“No business or family should go bankrupt from the temporary but significant disruption caused by the Coronavirus,” said Tom Donohue, CEO of the U.S. Chamber of Commerce, on Monday morning.

In a letter to President Donald Trump and congressional leadership, the U.S. Chamber called on Congress and the administration to enact, as swiftly as possible, the following three proposals.

1. Legislation canceling payment of all payroll taxes paid by employers for the months of March, April, and May. “Employers send more than $100 billion to the federal government monthly in the form of Social Security, Medicare, and unemployment taxes,” the U.S. Chamber said. “Collectively, these taxes add just over 15% to the cost of employing the average employee.” Temporary relief from these taxes would give businesses operating capital to keep paying their employees and avoid layoffs.
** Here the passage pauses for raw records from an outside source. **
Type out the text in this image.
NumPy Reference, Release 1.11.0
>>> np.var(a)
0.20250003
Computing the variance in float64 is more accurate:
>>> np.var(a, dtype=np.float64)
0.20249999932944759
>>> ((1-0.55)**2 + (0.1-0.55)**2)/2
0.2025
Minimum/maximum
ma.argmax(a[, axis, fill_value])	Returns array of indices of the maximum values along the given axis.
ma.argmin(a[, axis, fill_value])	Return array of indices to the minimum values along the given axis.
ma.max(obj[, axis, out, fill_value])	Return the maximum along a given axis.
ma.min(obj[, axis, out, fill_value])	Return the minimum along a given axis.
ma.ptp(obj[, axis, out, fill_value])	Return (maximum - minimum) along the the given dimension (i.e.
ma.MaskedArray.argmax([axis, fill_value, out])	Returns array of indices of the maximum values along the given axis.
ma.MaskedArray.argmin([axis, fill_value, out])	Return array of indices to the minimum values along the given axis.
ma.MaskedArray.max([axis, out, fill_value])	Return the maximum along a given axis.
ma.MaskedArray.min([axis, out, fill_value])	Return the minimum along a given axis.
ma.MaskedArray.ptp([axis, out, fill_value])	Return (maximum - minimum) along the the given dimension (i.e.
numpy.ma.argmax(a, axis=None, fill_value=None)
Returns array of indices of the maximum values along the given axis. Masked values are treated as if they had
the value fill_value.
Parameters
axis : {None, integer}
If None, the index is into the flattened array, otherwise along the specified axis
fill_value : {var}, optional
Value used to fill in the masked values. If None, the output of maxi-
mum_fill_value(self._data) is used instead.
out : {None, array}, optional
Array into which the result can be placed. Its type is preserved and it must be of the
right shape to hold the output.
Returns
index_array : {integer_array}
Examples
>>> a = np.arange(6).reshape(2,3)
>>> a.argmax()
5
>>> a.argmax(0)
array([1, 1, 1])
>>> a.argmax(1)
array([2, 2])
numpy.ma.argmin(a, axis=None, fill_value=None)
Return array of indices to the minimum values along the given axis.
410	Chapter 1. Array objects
2. Legislation expanding and streamlining loan programs for small businesses experiencing revenue loss from the COVID-19 outbreak. The Small Business Administration (SBA) disaster loan program for those impacted should be immediately made available nationwide, eliminating the complex and time-consuming local certification processes, the U.S. Chamber said. In particular, the SBA also should be given the authority to streamline its disaster-loan approval process for amounts below $350,000 in order to provide emergency capital more quickly. “This should include removing the requirement that small businesses demonstrate that they cannot access credit elsewhere before turning to the SBA.” The interest rate is 3.75% for small businesses and 2.75% for non-profits, the U.S. Chamber noted.

3. Legislation enabling the creation of credit facilities to provide loans and loan guarantees to employers with more than 500 employees experiencing significant revenue loss. The chamber asked for legislation that would expand the use of the Federal Reserve discount window. “The U.S. Treasury, the Federal Reserve, the Office of the Comptroller of the Currency, and the Federal Deposit Insurance Corporation should also work in combination with banks to establish a system of credit facilities to provide loans and loan guarantees that can be accessed by businesses with more than 500 employees to address disruptions,” said the chamber.

The U.S. Chamber said it will release additional recommendations policymakers should enact to help businesses mitigate, work through, and recover from the impact of COVID-19.